Thanks Trapper, I have never ridden in powder on the slopes here in NC, Va, or West Va. Not saying it could not happen, but it's a crap shoot. Thanks again.


----------



## Todd2002 (Jan 22, 2013)

Went to winter place Monday while the storm was coming through with six inches of powder. The 172 skunk ape loved it. Road like a dream. Made a real difference when hitting the deeper stuff and while making it over the long flat areas at winter place. I would leave my friends when there boards and skis would sink in the powder. Bombing the diamonds were a blast.


----------



## tannersdad (Jan 9, 2013)

Todd2002 said:


> Went to winter place Monday while the storm was coming through with six inches of powder. The 172 skunk ape loved it. Road like a dream. Made a real difference when hitting the deeper stuff and while making it over the long flat areas at winter place. I would leave my friends when there boards and skis would sink in the powder. Bombing the diamonds were a blast.


UGH! Winter Place is the worst I've been to. Definitely not laid out with snowboarders in mind. I made 2 trips there this year. My first and my last! How far are you from Boone NC? Beech or Sugar are much better places to ride.


----------



## poutanen (Dec 22, 2011)

Todd2002 said:


> Finally figured my problems out. Calf burn was due to high back tilted forward. Riding problems were due to setup of front binding being to far to the front edge. Causing my board to run caddy corner down the mountain.


Glad we helped, how far forward was your highback angled? It should have some forward angle to it, and the more forward lean you have, the more it forces you to ride with an aggressive, athletic stance.

If you're getting calf burn from the highback, it may suggest that you need to work on bending your knees more!


----------



## Todd2002 (Jan 22, 2013)

I'm actually closer to sugar and beech than winter place. But the snow quality at sugar and beech stink. Winter place is second behind snowshoe which is the best within reasonable driving distance. 
Calf burn is gone after moving high backs from a 4 to a 0. More athletic stance was achieved after adjusting my bindings to a wider stance and moving the front binding where it should be in line with the edge of my board like it should have been. When I went to move it my binding screws were loose. Lucky I was checking everything. It could have turned out bad.


----------



## poutanen (Dec 22, 2011)

Todd2002 said:


> Calf burn is gone after moving high backs from a 4 to a 0. More athletic stance was achieved after adjusting my bindings to a wider stance and moving the front binding where it should be in line with the edge of my board like it should have been.

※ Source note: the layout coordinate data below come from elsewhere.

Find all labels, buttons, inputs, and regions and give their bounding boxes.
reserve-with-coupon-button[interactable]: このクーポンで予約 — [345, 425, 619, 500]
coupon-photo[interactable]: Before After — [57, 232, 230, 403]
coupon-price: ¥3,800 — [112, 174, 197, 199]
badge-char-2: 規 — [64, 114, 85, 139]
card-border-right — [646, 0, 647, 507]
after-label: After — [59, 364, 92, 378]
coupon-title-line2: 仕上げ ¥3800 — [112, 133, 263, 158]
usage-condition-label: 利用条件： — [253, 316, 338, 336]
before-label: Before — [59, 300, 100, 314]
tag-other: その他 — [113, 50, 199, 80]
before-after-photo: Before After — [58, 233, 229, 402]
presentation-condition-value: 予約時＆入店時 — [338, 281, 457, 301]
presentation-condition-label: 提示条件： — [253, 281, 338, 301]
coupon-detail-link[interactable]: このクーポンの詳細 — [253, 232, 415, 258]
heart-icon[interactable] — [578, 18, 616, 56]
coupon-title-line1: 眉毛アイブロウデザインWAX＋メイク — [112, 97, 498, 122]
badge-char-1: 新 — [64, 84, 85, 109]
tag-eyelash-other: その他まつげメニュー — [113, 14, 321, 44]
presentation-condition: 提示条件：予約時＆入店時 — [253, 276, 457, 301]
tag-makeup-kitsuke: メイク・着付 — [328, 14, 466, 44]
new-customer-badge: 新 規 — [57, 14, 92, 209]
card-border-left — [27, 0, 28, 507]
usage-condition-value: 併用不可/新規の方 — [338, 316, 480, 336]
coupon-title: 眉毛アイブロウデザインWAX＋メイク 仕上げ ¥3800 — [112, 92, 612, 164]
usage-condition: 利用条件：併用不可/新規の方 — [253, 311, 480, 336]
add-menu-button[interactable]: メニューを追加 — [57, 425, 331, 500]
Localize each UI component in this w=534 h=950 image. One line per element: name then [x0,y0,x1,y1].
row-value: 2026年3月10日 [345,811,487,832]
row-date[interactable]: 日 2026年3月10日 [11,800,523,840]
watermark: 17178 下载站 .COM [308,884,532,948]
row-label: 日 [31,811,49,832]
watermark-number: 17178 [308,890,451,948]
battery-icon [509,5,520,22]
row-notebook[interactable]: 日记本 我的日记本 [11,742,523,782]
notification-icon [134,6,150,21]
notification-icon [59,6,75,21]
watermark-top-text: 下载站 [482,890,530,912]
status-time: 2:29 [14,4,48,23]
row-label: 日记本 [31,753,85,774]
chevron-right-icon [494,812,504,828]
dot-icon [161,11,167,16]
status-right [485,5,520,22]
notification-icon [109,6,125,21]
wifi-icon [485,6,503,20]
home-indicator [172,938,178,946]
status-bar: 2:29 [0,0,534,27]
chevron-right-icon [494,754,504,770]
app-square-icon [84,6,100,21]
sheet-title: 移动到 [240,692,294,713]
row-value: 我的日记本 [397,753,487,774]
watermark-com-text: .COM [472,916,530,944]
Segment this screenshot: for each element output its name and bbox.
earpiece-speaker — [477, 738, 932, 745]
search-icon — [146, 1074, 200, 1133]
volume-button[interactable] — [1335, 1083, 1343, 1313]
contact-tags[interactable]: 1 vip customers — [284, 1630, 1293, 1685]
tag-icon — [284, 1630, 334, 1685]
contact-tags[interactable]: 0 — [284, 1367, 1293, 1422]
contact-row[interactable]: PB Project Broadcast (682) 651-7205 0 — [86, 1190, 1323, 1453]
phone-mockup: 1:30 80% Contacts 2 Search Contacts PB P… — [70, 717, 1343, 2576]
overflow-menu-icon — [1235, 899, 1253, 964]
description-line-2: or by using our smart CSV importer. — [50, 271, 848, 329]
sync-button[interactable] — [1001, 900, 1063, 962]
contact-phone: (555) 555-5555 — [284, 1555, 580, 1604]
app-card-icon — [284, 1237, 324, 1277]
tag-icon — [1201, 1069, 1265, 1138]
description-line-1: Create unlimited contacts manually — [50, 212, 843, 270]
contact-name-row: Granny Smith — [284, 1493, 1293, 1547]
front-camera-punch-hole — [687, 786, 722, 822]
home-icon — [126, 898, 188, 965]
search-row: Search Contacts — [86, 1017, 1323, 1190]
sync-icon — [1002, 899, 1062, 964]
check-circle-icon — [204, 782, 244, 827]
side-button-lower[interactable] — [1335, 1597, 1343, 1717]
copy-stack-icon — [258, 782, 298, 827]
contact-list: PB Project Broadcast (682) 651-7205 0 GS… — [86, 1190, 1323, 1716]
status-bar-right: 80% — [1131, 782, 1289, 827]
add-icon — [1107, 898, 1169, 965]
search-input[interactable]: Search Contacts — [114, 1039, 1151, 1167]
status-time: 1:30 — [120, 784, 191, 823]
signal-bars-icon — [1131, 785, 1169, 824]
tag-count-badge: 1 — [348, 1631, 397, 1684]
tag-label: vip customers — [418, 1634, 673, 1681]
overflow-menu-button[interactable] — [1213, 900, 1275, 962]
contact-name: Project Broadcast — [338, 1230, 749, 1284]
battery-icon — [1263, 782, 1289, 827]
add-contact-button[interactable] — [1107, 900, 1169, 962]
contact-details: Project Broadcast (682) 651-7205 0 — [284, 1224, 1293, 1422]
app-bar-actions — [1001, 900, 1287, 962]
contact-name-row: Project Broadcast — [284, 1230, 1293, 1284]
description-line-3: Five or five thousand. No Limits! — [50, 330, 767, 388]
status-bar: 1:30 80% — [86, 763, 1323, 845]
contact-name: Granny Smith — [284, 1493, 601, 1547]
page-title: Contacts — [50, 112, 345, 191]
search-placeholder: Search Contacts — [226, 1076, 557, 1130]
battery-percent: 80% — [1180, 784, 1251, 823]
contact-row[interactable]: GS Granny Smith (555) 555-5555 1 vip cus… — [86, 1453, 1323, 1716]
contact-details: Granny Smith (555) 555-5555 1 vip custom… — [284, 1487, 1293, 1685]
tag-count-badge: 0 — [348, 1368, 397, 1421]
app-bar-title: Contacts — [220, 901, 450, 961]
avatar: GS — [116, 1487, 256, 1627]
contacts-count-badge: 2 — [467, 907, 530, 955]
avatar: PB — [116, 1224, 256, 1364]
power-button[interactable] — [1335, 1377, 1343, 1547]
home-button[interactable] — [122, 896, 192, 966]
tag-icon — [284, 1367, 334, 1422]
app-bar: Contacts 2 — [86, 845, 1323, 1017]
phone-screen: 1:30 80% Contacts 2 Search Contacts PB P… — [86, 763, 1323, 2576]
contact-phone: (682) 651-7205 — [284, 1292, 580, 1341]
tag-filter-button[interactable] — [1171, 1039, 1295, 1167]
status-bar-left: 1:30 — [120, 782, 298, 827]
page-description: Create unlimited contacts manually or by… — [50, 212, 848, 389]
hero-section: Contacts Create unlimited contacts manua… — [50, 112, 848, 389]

Yeah, by athletic stance I mean your body positioning, not your actual board stance. Pretty much all new snowboarders, and most experienced snowboarders try to stand up too much!

There's a reason the boots, bindings, etc. are angled forward. Knees bent, doing a partial squat is a much more stable stance where your body has room to react to the terrain, and keep pressure on the edges.

Here's a post I made in another thread about bending knees. http://www.snowboardingforum.com/tips-tricks-snowboard-coaching/52820-can-you-give-me-input-my.html#post563745

Best setup advice we can give for FLAD (forward lean adjustment dial) is to lace up your boot, put it in the binding, strap it in moderately, and then adjust the FLAD so that the highback is making contact with the boot, but not putting any pressure on it. That should be a good starting place, and you can adjust from there.

If you want to work on carving, you want SOME forward lean.


----------